Selasa, 21 Desember 2010

TRUNYAN

“TENWURUK”
Masih ada, Sejak sebelas abad yang lalu
Tenwuruk yang berarti tidak ditimbun, itulah prosesi  penguburan khas ala desa trunyan, kec. Kintamani, kab. Bangli. Penguburan di desa ini berbeda dengan desa – desa di bali pada umumnya, yang melakukan penguburan dengan cara ditimbun tanah sebelum diaben(pembakaran mayat). Namun, di desa ini penguburan dilakukan hanya dengan meletakkan mayat yang sudah dikafani (mayat dibalut kain kafan dan hanya diperlihatkan kepalanya)namun tidak menimbulkan bau karena diletakkan  disamping pohon taru menyan ( kayu wangi ) yang hanya dipagari bambu. Ini dilakukan sebelum mayat tersebut diaben. Dalam tradisi masyarakat trunyan pengabenan dilakukan tiga, Sembilan, duabelas hingga limabelas tahun sekali . Jika mayat yang di tenwuruk sudah berbentuk tengkorak maka akan dipindah ke tempat khusus menaruh tengkorak dan tulang –  tulang lainnya.Tidak sembarang orang yang dimakam di kuburan yang maksimal ditempati sebelas mayat ini.  Hanya warga asli trunyan seperti:  kepala desa adat, penghulu, ,  pemangku , dan orang dewasa yang meninggal secara wajar. Sedangkan untuk bayi dan orang meninggal tidak wajar (kecelakaan, bunuh diri) makamnya dipisah. Bahkan makam antara kepala desa adat, pemangku, penghulu,  dipisah dengan warga biasa dan dipayungi dengan kain putih, sedangkan untuk warga biasa hanya digeletakkan saja dandipagari bambu.  Di bali sendiri hanya trunyan yang memiliki cara penguburan yang sudah berumur sebelas abad-an ini. 

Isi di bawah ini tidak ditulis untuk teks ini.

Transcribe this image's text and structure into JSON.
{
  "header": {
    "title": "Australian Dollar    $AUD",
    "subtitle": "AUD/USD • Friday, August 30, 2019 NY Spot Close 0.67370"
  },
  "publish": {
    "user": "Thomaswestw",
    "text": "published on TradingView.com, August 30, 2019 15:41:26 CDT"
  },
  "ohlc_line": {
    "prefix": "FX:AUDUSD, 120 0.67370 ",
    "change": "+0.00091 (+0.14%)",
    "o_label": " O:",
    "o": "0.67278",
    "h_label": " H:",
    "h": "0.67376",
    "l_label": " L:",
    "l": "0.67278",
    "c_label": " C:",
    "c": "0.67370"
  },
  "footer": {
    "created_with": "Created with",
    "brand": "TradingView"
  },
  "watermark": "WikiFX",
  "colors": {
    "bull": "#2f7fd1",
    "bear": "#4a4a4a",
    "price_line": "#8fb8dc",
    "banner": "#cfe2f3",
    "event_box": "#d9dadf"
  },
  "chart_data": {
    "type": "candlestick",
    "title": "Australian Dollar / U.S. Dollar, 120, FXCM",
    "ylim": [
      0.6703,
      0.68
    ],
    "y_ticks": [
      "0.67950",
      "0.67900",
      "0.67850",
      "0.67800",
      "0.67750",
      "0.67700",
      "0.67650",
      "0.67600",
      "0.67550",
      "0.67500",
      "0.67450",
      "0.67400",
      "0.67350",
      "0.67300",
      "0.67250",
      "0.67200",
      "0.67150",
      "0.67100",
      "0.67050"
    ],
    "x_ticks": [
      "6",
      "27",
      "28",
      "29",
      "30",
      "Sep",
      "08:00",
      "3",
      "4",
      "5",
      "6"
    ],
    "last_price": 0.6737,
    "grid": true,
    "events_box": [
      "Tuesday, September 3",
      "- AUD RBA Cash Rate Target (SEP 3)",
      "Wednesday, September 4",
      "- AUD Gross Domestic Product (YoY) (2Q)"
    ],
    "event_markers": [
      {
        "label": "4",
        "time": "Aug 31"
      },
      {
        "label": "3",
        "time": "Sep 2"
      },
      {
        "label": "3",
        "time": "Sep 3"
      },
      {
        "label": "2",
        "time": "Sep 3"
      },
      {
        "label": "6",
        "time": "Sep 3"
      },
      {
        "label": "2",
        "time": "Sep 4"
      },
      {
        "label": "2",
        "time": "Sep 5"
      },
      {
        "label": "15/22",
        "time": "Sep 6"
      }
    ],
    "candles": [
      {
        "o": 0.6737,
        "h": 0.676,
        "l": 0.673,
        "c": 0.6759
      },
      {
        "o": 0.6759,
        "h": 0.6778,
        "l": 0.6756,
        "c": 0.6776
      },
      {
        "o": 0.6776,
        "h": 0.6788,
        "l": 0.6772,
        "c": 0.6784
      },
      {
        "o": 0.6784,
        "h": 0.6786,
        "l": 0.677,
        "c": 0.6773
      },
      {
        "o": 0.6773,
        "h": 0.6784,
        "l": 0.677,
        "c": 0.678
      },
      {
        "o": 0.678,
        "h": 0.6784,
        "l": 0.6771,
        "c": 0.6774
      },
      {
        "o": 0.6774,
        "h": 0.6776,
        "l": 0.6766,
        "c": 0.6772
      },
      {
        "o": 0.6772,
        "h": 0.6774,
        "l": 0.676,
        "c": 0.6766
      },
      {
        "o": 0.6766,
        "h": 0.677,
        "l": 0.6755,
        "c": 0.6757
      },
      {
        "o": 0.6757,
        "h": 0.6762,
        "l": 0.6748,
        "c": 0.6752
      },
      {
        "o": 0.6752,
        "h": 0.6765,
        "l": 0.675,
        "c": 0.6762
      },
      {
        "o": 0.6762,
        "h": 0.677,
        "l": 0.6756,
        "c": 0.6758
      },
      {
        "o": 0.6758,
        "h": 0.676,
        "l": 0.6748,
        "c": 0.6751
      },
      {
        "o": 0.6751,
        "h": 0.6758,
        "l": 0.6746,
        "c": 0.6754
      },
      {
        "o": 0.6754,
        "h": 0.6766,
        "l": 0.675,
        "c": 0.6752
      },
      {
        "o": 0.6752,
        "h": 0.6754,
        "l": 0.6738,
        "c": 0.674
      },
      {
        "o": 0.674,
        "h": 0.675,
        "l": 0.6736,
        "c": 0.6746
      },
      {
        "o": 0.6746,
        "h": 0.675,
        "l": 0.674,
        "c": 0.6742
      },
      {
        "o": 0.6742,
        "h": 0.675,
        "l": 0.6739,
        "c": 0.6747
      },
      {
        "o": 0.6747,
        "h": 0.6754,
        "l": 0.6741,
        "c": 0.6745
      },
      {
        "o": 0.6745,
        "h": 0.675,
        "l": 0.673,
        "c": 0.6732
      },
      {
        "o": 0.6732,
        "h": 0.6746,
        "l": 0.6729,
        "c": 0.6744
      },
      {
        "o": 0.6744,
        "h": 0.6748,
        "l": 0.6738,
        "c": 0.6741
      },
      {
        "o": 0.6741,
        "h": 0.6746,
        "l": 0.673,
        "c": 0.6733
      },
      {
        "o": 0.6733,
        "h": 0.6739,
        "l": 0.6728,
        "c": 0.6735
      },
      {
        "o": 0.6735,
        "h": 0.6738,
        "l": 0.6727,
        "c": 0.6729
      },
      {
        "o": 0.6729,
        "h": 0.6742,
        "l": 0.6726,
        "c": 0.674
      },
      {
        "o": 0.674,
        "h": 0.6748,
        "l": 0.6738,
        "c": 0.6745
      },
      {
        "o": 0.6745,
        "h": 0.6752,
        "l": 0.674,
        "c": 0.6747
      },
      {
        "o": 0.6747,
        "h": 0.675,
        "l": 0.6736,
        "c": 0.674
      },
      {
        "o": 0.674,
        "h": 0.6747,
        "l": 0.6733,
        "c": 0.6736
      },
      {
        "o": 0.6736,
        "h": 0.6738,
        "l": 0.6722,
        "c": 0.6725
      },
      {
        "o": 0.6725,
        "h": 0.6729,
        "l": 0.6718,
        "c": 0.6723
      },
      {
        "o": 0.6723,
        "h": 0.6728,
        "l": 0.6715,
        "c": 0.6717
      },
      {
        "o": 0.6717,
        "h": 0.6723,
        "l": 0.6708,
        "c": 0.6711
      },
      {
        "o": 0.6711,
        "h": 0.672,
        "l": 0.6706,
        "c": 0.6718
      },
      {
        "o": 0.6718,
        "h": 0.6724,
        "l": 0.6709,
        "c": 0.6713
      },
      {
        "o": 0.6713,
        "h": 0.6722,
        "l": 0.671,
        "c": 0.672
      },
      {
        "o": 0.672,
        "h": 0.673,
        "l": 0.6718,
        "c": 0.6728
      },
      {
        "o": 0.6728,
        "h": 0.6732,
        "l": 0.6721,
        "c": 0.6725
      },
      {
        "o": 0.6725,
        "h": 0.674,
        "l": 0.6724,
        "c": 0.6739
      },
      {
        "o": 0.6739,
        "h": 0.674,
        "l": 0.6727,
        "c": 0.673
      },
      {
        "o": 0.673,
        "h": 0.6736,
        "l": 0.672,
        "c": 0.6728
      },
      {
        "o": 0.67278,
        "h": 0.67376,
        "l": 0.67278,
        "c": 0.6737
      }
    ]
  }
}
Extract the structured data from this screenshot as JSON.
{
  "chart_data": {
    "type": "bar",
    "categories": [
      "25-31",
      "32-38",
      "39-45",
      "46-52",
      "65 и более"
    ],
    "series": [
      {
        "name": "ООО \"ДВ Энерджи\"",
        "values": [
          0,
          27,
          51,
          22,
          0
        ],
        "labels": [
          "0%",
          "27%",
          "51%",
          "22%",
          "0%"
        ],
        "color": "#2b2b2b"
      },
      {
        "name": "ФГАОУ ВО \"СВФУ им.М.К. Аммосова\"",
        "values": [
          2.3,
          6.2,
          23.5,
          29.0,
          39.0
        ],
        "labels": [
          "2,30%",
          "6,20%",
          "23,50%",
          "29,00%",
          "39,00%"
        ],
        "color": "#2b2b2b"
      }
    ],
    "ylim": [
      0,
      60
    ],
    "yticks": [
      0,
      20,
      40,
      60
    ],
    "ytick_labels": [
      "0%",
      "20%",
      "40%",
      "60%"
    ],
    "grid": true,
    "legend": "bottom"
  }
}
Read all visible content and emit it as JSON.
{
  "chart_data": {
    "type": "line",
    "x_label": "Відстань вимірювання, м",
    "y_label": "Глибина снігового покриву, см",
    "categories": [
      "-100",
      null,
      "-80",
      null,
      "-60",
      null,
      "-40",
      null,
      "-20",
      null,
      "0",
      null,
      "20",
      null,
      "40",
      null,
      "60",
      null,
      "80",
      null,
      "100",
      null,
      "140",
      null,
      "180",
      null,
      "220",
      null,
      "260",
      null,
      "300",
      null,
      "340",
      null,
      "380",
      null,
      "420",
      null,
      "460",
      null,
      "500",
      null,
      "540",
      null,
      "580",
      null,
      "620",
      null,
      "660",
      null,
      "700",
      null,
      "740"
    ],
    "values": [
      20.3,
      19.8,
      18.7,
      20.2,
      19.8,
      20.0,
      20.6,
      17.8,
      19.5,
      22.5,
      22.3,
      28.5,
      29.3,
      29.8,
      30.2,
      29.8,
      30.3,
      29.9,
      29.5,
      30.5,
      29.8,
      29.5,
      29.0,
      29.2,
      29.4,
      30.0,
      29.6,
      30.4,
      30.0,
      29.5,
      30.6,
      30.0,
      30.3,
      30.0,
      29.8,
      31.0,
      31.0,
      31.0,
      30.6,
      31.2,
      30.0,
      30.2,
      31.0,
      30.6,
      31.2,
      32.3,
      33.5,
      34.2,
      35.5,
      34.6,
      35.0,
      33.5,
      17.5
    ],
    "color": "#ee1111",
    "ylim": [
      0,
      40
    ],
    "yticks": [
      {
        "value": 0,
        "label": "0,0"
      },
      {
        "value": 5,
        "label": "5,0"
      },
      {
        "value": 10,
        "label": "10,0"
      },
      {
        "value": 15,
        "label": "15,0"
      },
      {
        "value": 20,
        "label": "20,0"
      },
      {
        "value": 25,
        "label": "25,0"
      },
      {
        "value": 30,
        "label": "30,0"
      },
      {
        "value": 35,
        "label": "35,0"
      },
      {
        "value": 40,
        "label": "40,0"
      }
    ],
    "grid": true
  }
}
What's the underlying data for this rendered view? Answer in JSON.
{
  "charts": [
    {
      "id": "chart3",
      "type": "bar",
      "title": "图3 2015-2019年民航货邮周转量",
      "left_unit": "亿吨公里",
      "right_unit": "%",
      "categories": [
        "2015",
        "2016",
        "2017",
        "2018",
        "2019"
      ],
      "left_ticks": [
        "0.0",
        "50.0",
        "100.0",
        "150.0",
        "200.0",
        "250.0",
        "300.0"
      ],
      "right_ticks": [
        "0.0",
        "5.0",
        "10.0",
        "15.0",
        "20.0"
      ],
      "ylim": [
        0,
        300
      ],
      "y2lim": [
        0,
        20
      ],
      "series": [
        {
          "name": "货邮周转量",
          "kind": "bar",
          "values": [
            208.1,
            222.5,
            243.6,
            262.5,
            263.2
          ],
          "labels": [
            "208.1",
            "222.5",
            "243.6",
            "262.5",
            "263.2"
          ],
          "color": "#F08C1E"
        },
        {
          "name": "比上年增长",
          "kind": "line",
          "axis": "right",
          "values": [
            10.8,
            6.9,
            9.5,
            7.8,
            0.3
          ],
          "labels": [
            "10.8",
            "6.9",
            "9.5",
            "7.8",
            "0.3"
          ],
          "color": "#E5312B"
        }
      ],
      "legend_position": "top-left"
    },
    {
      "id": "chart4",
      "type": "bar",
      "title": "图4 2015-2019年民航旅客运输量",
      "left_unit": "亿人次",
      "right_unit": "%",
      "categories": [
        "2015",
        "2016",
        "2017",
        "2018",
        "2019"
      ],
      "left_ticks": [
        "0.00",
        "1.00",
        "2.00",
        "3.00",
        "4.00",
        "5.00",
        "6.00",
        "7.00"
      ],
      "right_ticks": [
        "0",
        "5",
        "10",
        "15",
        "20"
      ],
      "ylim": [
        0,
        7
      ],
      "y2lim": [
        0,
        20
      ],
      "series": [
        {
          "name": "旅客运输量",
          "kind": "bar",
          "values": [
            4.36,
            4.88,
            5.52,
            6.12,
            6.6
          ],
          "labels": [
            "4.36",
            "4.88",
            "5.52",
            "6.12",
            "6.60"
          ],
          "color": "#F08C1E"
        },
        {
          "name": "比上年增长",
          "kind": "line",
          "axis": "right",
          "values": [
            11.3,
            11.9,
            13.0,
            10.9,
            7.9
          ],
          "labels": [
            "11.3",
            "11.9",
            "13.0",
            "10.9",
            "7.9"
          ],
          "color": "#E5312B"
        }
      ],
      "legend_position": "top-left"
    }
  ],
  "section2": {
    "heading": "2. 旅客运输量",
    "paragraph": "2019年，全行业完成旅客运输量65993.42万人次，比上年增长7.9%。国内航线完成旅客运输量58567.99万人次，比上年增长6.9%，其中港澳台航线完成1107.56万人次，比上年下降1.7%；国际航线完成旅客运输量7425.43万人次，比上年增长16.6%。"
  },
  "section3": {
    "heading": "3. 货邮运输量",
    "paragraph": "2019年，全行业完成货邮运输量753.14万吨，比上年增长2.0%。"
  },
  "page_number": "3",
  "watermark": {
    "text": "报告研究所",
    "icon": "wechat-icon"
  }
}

Makam di desa trunyan yang ditempati maksimal sebelas mayat
Makam khusus kepala adat, pedanda , dan pemangku yang wajib dilengkapi payung putih



Salah satu mayat yang dimakam di trunyan
Kayu taru menyan, yang diyakini dapat menghilangkan bau busukyang ditimbukan mayat
Diletakkan, tengkorak diletakkan di atas batu sebelum diaben.